Nel 2019 la COP di Madrid si chiuse con un nulla di fatto
22 Ottobre 2021 06:00
In breve:
- La Conferenza di Madrid viene giudicata quasi unanimemente un fallimento negoziale
- Nessun passo avanti concreto venne deciso sul fronte della lotta al cambiamento climatico
- A Cop26 il compito di riprendere il filo e sanare le divisioni
Il 31 ottobre i membri delle Nazioni unite si riuniranno nuovamente dopo ben due anni di distanza da Cop25. L’ultima conferenza ospitata da Madrid deluse le aspettative, con una sostanziale assenza di passi avanti rispetto all’Accordo di Parigi. Ma è giusto riavvolgere il nastro per capire come i protagonisti, ovvero i rappresentanti di ciascuno Stato membro, si sono lasciati, anche in vista di Cop26.
Conferenza delle Parti, dove eravamo rimasti?
A causa della pandemia la 26esima edizione della Conferenza delle parti (Cop26) è stata posticipata dal 2020 al 2021. Sono insomma quasi due anni che i Paesi dell’Onu non si riuniscono fisicamente attorno al tavolo per discutere del cambiamento climatico. L’ultima volta avvenne nel 2019 a Madrid. Anche in quel caso le aspettative erano elevate. Sul piatto c’erano le misure che avrebbero dovuto completare l’articolato insieme di impegni e norme contenute all’interno dell’Accordo di Parigi del 2015, in particolare il mercato delle emissioni di anidride carbonica.
Mercato della CO2, ovvero far pagare per inquinare
All’interno dell’Unione europea è una realtà consolidata da anni, il cosiddetto “Emission trading scheme”. Per semplificare, vengono indette delle aste in cui sono offerte delle “quote di emissioni” di anidride carbonica. Più una azienda o una centrale elettrica prevede di inquinare e più quote dovrà acquistare per garantirsi il diritto di emettere nell’atmosfera più tonnellate di CO2. Un modo per racimolare risorse pubbliche aggiuntive e – teoricamente – penalizzare chi inquina (anche se poi gli oneri di queste aste spesso vengono scaricate direttamente sulle utenze).

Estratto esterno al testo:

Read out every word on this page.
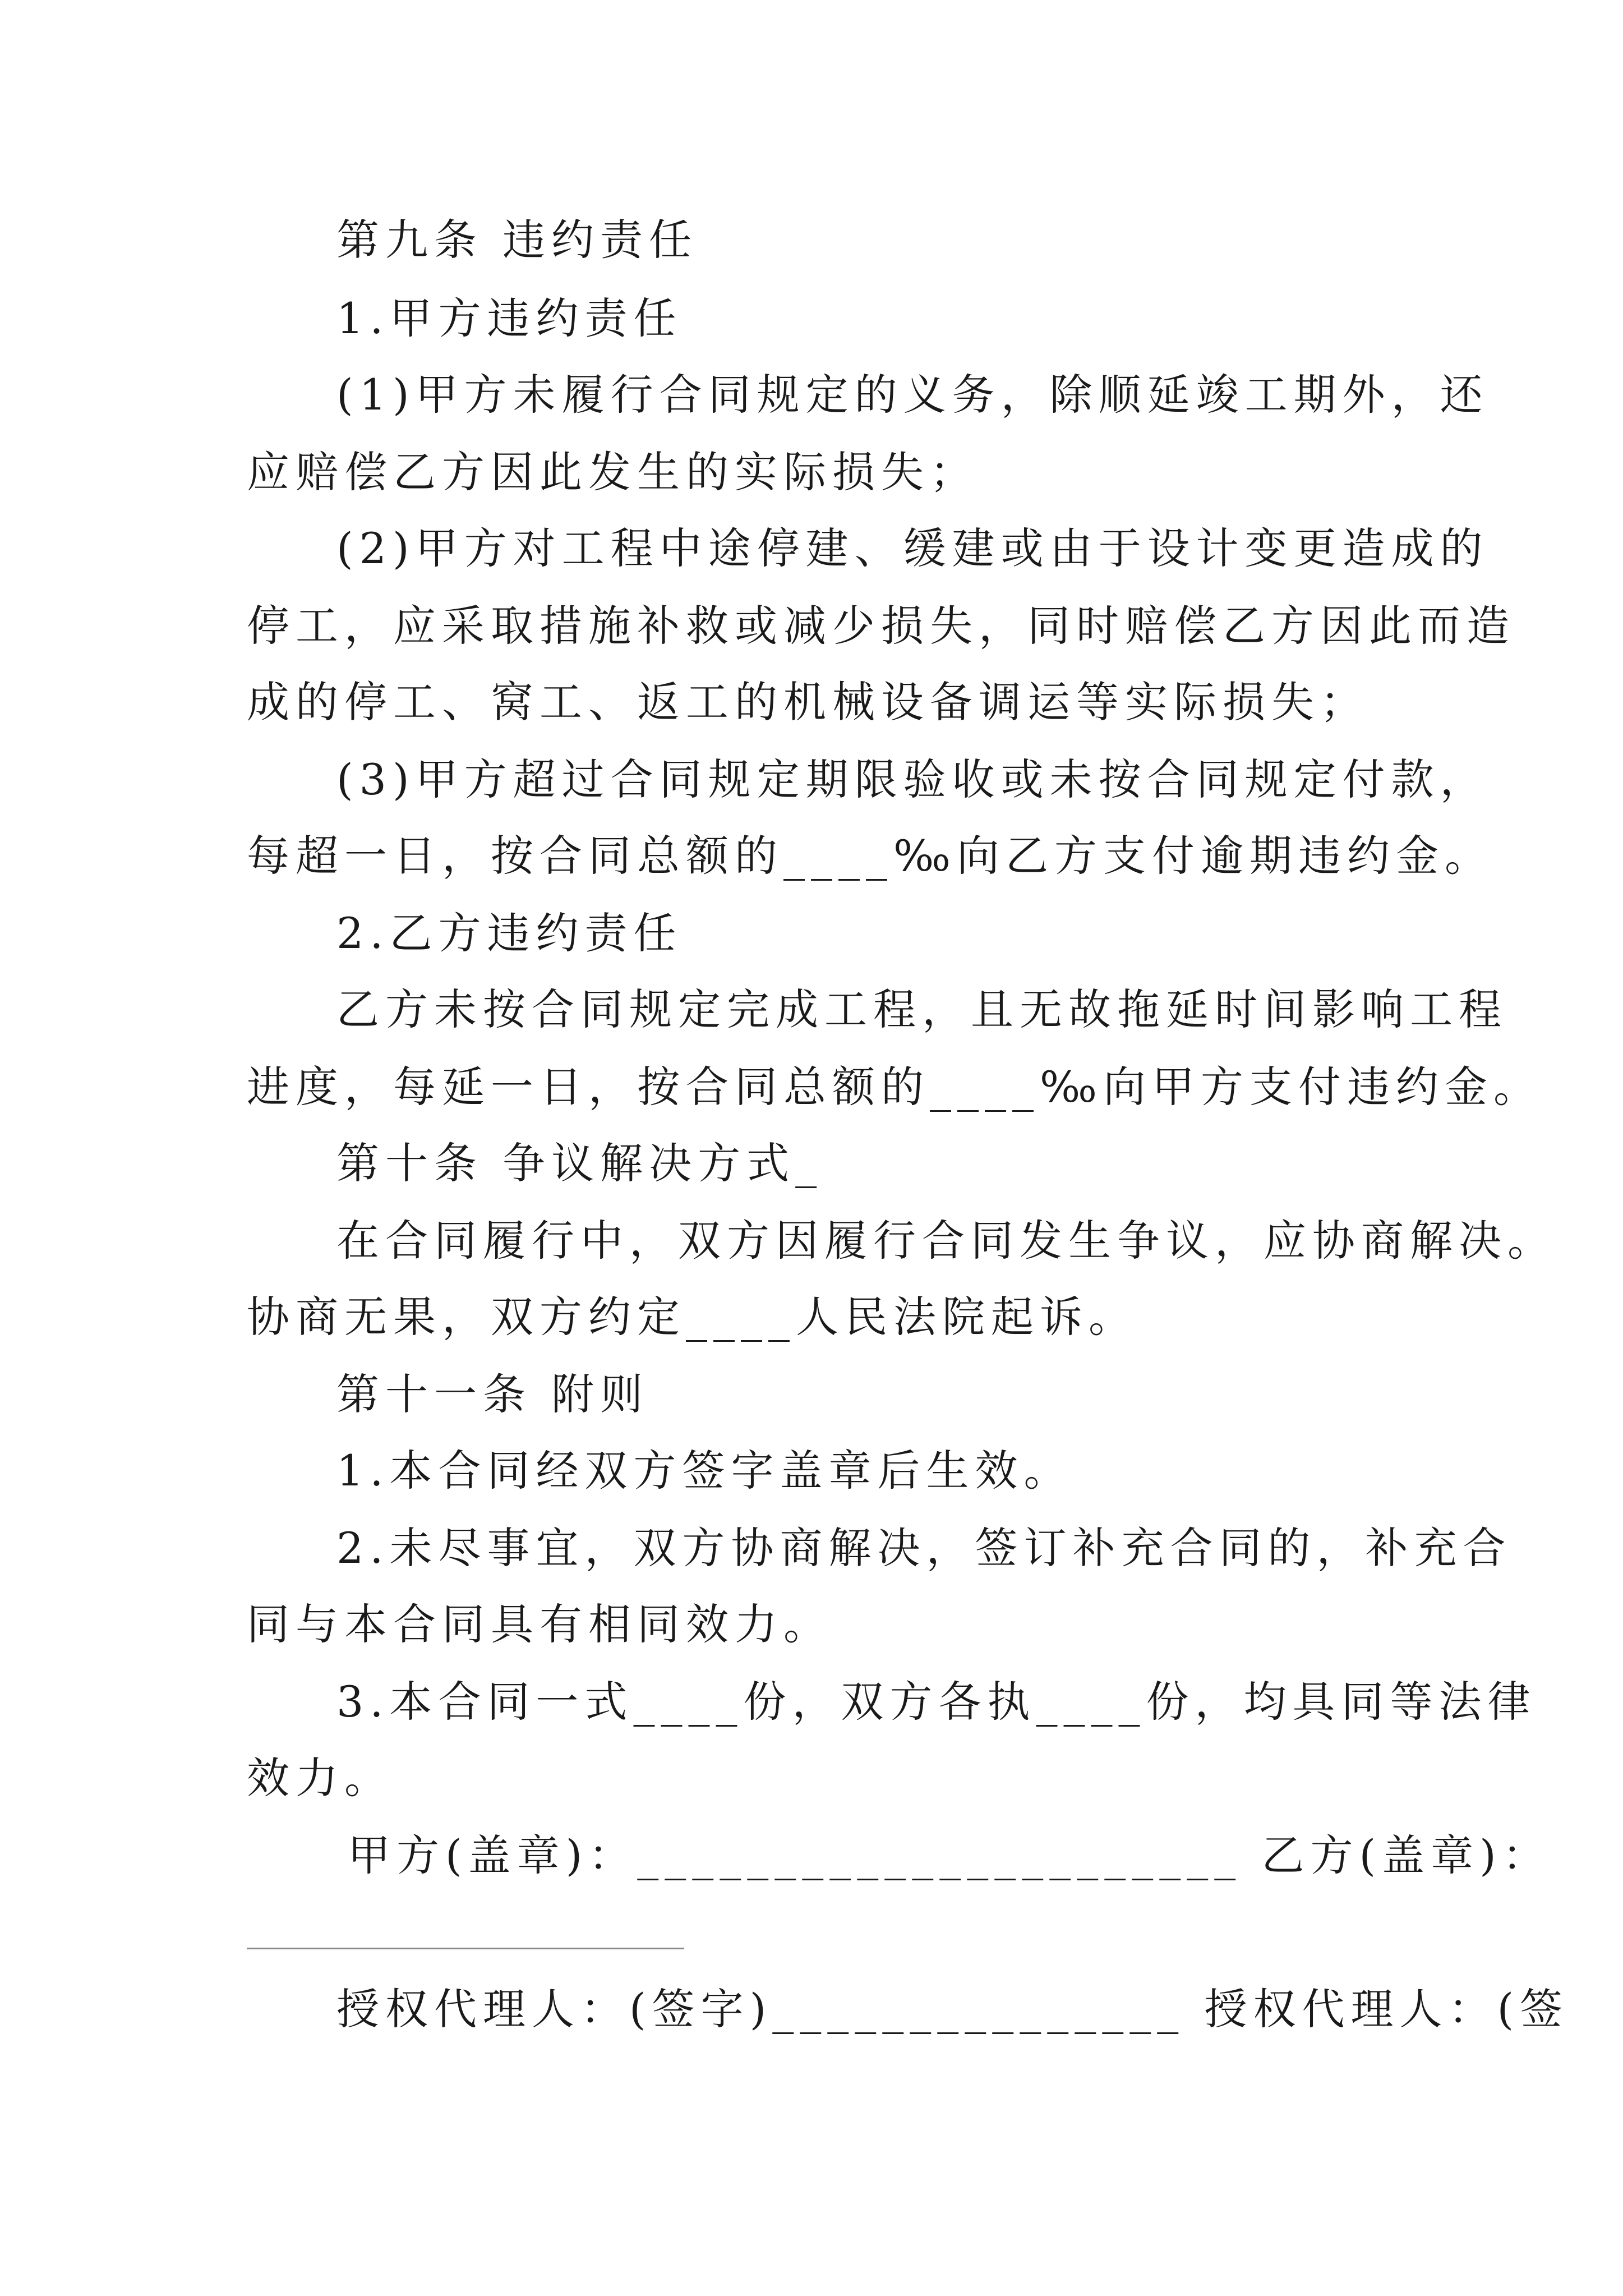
第九条 违约责任
1.甲方违约责任
(1)甲方未履行合同规定的义务，除顺延竣工期外，还
应赔偿乙方因此发生的实际损失；
(2)甲方对工程中途停建、缓建或由于设计变更造成的
停工，应采取措施补救或减少损失，同时赔偿乙方因此而造
成的停工、窝工、返工的机械设备调运等实际损失；
(3)甲方超过合同规定期限验收或未按合同规定付款，
每超一日，按合同总额的____‰向乙方支付逾期违约金。
2.乙方违约责任
乙方未按合同规定完成工程，且无故拖延时间影响工程
进度，每延一日，按合同总额的____‰向甲方支付违约金。
第十条 争议解决方式_
在合同履行中，双方因履行合同发生争议，应协商解决。
协商无果，双方约定____人民法院起诉。
第十一条 附则
1.本合同经双方签字盖章后生效。
2.未尽事宜，双方协商解决，签订补充合同的，补充合
同与本合同具有相同效力。
3.本合同一式____份，双方各执____份，均具同等法律
效力。
甲方(盖章)：______________________ 乙方(盖章)：
授权代理人：(签字)_______________ 授权代理人：(签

I Paesi che si sono messi di traverso
Mentre l’Unione europea si è presentata compatta con i propri obiettivi di neutralità climatica entro il 2050 e anche un principio di “Green deal” (che poi la pandemia ha in sostanza fatto confluire all’interno del Recovery fund), diverse potenze mondiali si sarebbero messe di traverso, ostacolando l’avanzare delle trattative. Secondo le ricostruzioni i principali indiziati sarebbero stati Paesi come Brasile, Australi, Stati uniti e Cina. Va da sé che, senza le buone intenzione e l’impegno di queste ultime due nazioni, ogni accordo raggiunto anche dalla totalità delle restanti si ridurrebbe ad un mero esercizio di stile.
Niente accordi sotto il cielo di Madrid
Alden Meyer dell’unione degli “Concerned scientists” (in italiano “scienziati preoccupati”, organizzazione senza scopo di lucro statunitense che spinge per un mondo “più sano e sicuro”) commentò l’andamento delle trattative in questo modo: “Non ho mai visto una tale distanza tra le richieste della scienza e ciò che le negoziazioni sul clima stanno portando in termini di azioni significative. La maggior parte dei paesi che emettono più gas serra non stanno agendo”.
Lo stesso segretario generale delle Nazioni unite Antonio Guterres dichiarò: “Sono deluso dai risultati di Cop25. La comunità internazionale ha persona una importante opportunità per mostrare una maggiore ambizione nel mitigare, adattarsi e finanziare il contrasto alla crisi climatica”.
La rabbia dei manifestanti
Durante la Cop25 non mancarono tensioni tra il “palazzo” e i manifestanti che si presentarono specialmente a seguito dell’intervento di Greta Thunberg. I giovani ambientalisti denunciarono di essere stati spinti fuori dal luogo dell’assemblea dalla sicurezza. Effettivamente lo staff delle Nazioni unite intervenne dopo che il gruppo di manifestanti presenti cominciò a intonare slogan in favore dell’adozione di misure di contrasto al cambiamento climatico. Il direttore esecutivo di Greenpeace, Jennifer Morgan, seguì i manifestanti per solidarietà.